The only uniform I'd ever be caught dead in, of course, was a sports uniform -- for baseball and basketball -- and as look back on those years, the greatest attraction to those experiences was the sense of team and sacrifice that made achievement possible. Any other greater sense of team was already lost by the time I was eighteen--President Reagan was talking about bringing back the draft but we opposed it vigorously--that is, all of us except my dad. He wasn't so sure that some form of national service should be ended completely and was a firm believer that the civilian army was the great democratizer of American life. He regretted, he told me, not seeing his sons have the same experience that he had, a chain of tradition lost after only two generations (my grandfather was enlisted in the First World War.) Beside the tremendous sense of gratitude he felt serving his country as an American Jew, he believed in general that a flourishing democracy needed to be able to call upon its citizens to serve, to sacrifice, on behalf of a greater good.
My perspective, at the time, was different. I didn't want to die in a war that I didn't want to fight. Plain and simple. And having no draft meant that I could go to school instead of to Guatemala or El Salvador or Afghanistan or Saudi Arabia and die for the policies of a nation to which I pledged, I guess, qualified allegiance.
There wasn't another option.
Thirty years later there ought to be National Service.

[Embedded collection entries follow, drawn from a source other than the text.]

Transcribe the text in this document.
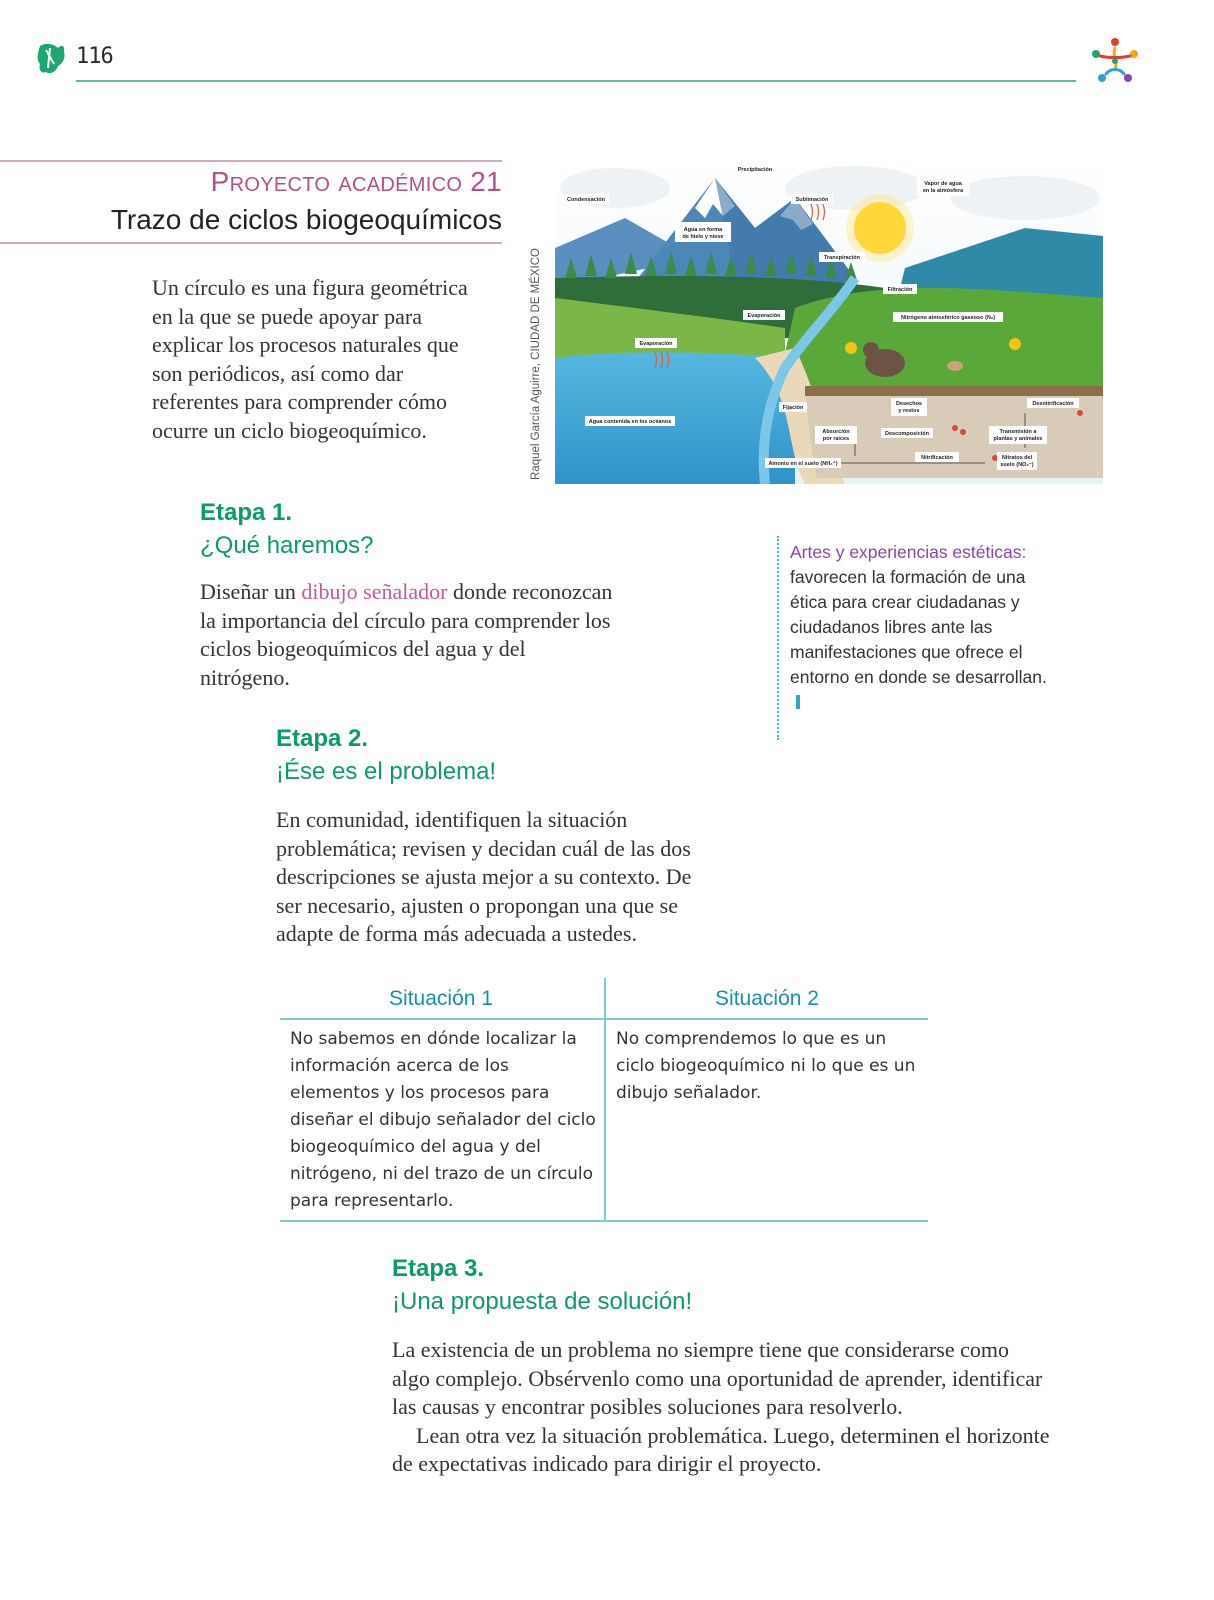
116
Proyecto académico 21
Trazo de ciclos biogeoquímicos
Un círculo es una figura geométrica en la que se puede apoyar para explicar los procesos naturales que son periódicos, así como dar referentes para comprender cómo ocurre un ciclo biogeoquímico.	Raquel García Aguirre, CIUDAD DE MÉXICO
Precipitación
Condensación	Sublimación
Vapor de agua
en la atmósfera
Agua en forma
de hielo y nieve
Transpiración
Filtración
Evaporación
Evaporación
Nitrógeno atmosférico gaseoso (N₂)
Agua contenida en los océanos
Fijación
Desechos
y restos
Desnitrificación
Absorción
por raíces
Descomposición	Transmisión a
plantas y animales
Nitrificación
Amonio en el suelo (NH₄⁺)
Nitratos del
suelo (NO₃⁻)
Etapa 1.
¿Qué haremos?
Diseñar un dibujo señalador donde reconozcan la importancia del círculo para comprender los ciclos biogeoquímicos del agua y del nitrógeno.
Artes y experiencias estéticas: favorecen la formación de una ética para crear ciudadanas y ciudadanos libres ante las manifestaciones que ofrece el entorno en donde se desarrollan.
Etapa 2.
¡Ése es el problema!
En comunidad, identifiquen la situación problemática; revisen y decidan cuál de las dos descripciones se ajusta mejor a su contexto. De ser necesario, ajusten o propongan una que se adapte de forma más adecuada a ustedes.
Situación 1	Situación 2
No sabemos en dónde localizar la información acerca de los elementos y los procesos para diseñar el dibujo señalador del ciclo biogeoquímico del agua y del nitrógeno, ni del trazo de un círculo para representarlo.
No comprendemos lo que es un ciclo biogeoquímico ni lo que es un dibujo señalador.
Etapa 3.
¡Una propuesta de solución!
La existencia de un problema no siempre tiene que considerarse como algo complejo. Obsérvenlo como una oportunidad de aprender, identificar las causas y encontrar posibles soluciones para resolverlo.
Lean otra vez la situación problemática. Luego, determinen el horizonte de expectativas indicado para dirigir el proyecto.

With unemployment at more than 10%, the cost of a college education continually climbing, and a national infrastructure falling to pieces, *not* calling a generation to service seems one of the greatest political mistakes our generation could make. From the environment and clean energy to schools, parks and roadways here at home; to national disasters and diplomatic initiatives spreading American ingenuity abroad, there is no limit to the amount of good we could bring to the world.

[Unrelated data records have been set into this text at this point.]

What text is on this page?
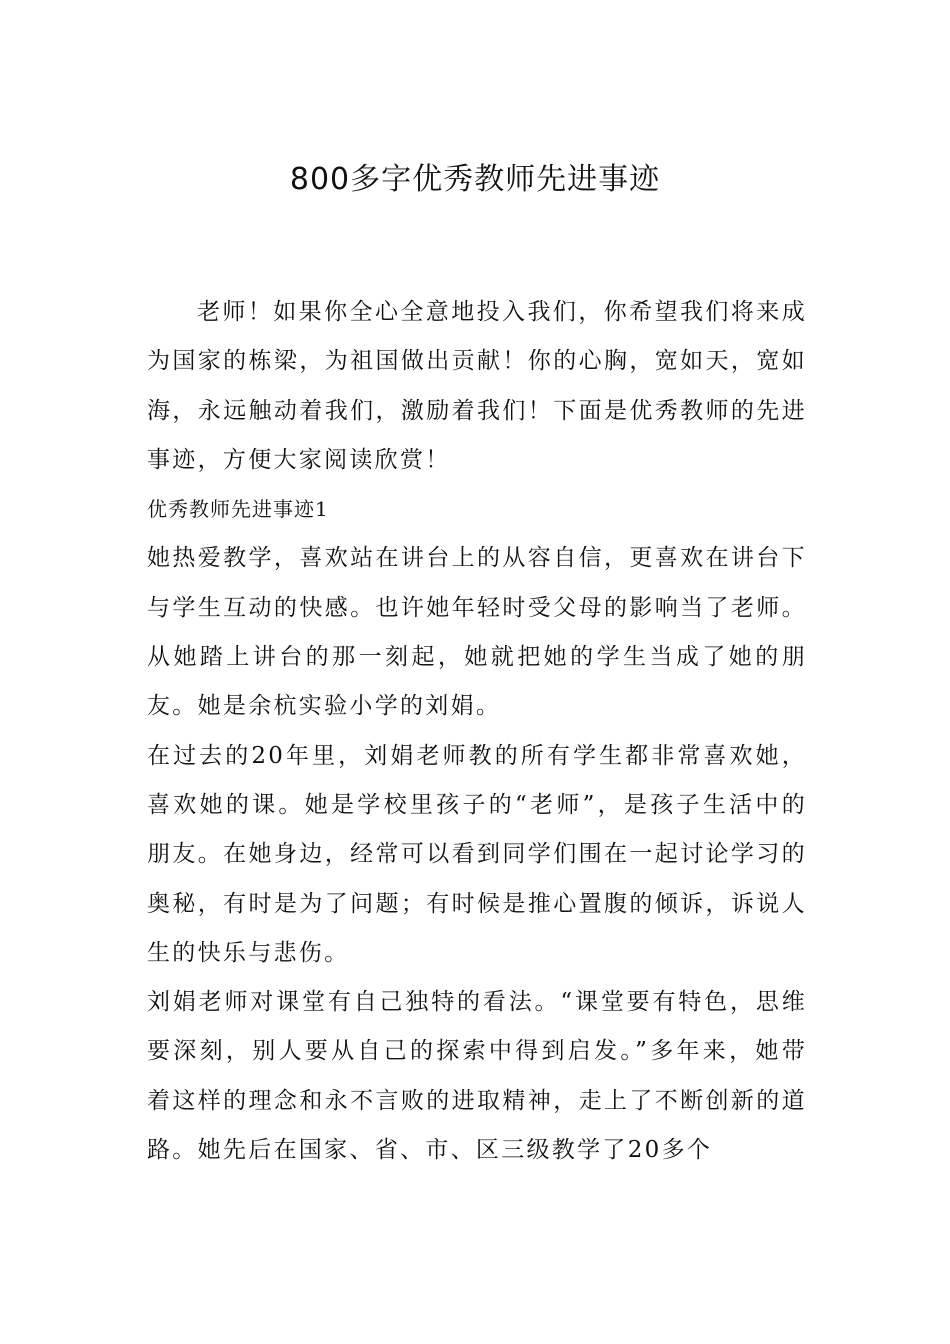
800多字优秀教师先进事迹

老师！如果你全心全意地投入我们，你希望我们将来成为国家的栋梁，为祖国做出贡献！你的心胸，宽如天，宽如海，永远触动着我们，激励着我们！下面是优秀教师的先进事迹，方便大家阅读欣赏！

优秀教师先进事迹1

她热爱教学，喜欢站在讲台上的从容自信，更喜欢在讲台下与学生互动的快感。也许她年轻时受父母的影响当了老师。从她踏上讲台的那一刻起，她就把她的学生当成了她的朋友。她是余杭实验小学的刘娟。

在过去的20年里，刘娟老师教的所有学生都非常喜欢她，喜欢她的课。她是学校里孩子的“老师”，是孩子生活中的朋友。在她身边，经常可以看到同学们围在一起讨论学习的奥秘，有时是为了问题；有时候是推心置腹的倾诉，诉说人生的快乐与悲伤。

刘娟老师对课堂有自己独特的看法。“课堂要有特色，思维要深刻，别人要从自己的探索中得到启发。”多年来，她带着这样的理念和永不言败的进取精神，走上了不断创新的道路。她先后在国家、省、市、区三级教学了20多个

But the question we ought to be asking is: Has America lost its narrative of collective responsibility? Is there collective will among the leaders in Congress? Does President Obama have the ability to articulate a program and campaign for it? Would and could the atomized, individuated, digitally decentralized youth of today be capable of embracing it?

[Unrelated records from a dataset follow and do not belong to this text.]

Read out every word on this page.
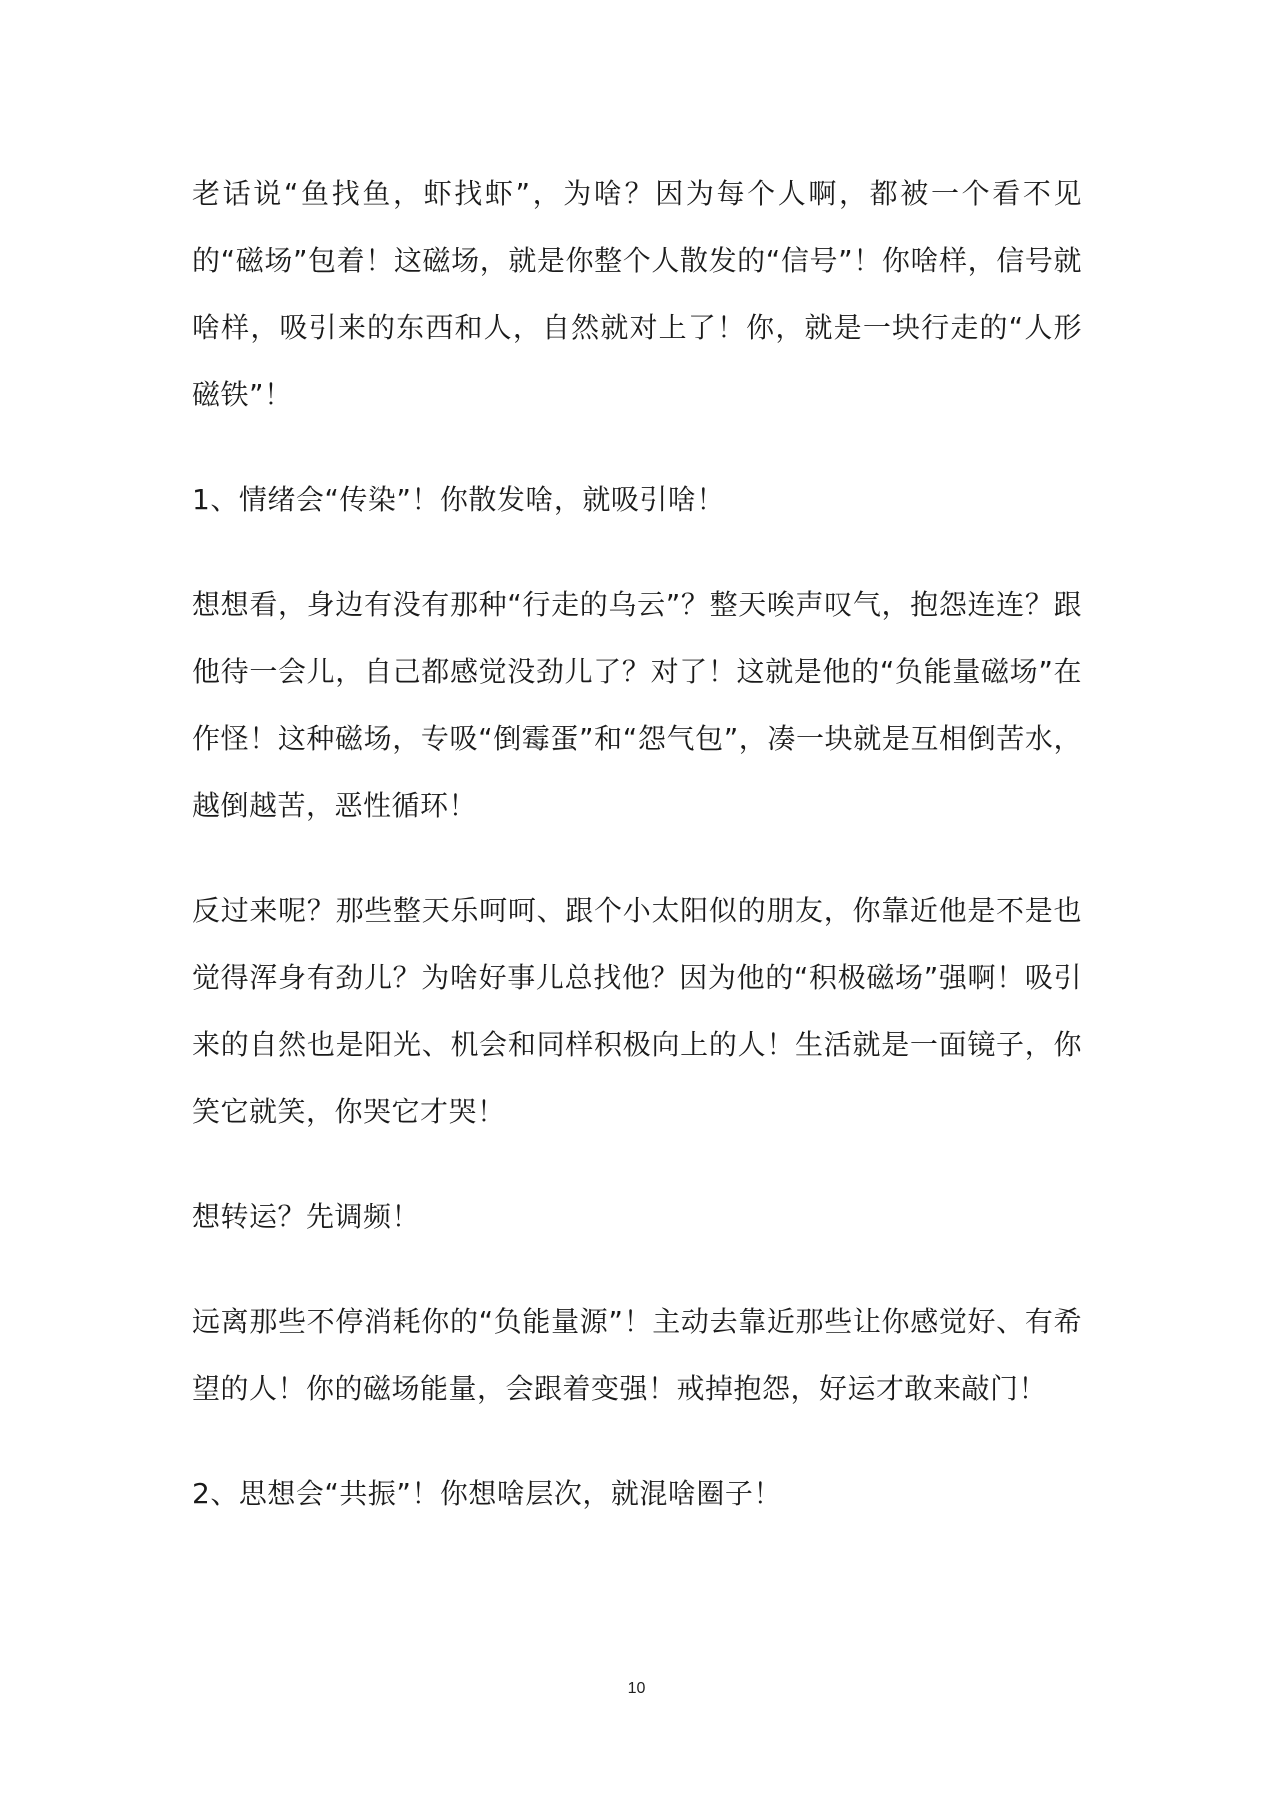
老话说“鱼找鱼，虾找虾”，为啥？因为每个人啊，都被一个看不见的“磁场”包着！这磁场，就是你整个人散发的“信号”！你啥样，信号就啥样，吸引来的东西和人，自然就对上了！你，就是一块行走的“人形磁铁”！

1、情绪会“传染”！你散发啥，就吸引啥！

想想看，身边有没有那种“行走的乌云”？整天唉声叹气，抱怨连连？跟他待一会儿，自己都感觉没劲儿了？对了！这就是他的“负能量磁场”在作怪！这种磁场，专吸“倒霉蛋”和“怨气包”，凑一块就是互相倒苦水，越倒越苦，恶性循环！

反过来呢？那些整天乐呵呵、跟个小太阳似的朋友，你靠近他是不是也觉得浑身有劲儿？为啥好事儿总找他？因为他的“积极磁场”强啊！吸引来的自然也是阳光、机会和同样积极向上的人！生活就是一面镜子，你笑它就笑，你哭它才哭！

想转运？先调频！

远离那些不停消耗你的“负能量源”！主动去靠近那些让你感觉好、有希望的人！你的磁场能量，会跟着变强！戒掉抱怨，好运才敢来敲门！

2、思想会“共振”！你想啥层次，就混啥圈子！

10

What is the turning point at which a nation passes the point of no return, becomes unhinged, and loses its collective narrative? As media companies take charge, as the cost of running for office exceeds tens of millions of dollars, and as the domestic and international problems pile up, only hastening our own escape into the bright screens and lullingly comforting click-clicks of our laptop world, I wonder how far is too far?
Ronald Reagan signed the certificate sent to my dad but it was written "by a grateful nation in recognition of devoted and selfless consecration."
Can our nation be so "one" as to be collectively grateful? And can we, in our fidelity, demonstrate a selfless devotion to something greater than ourselves?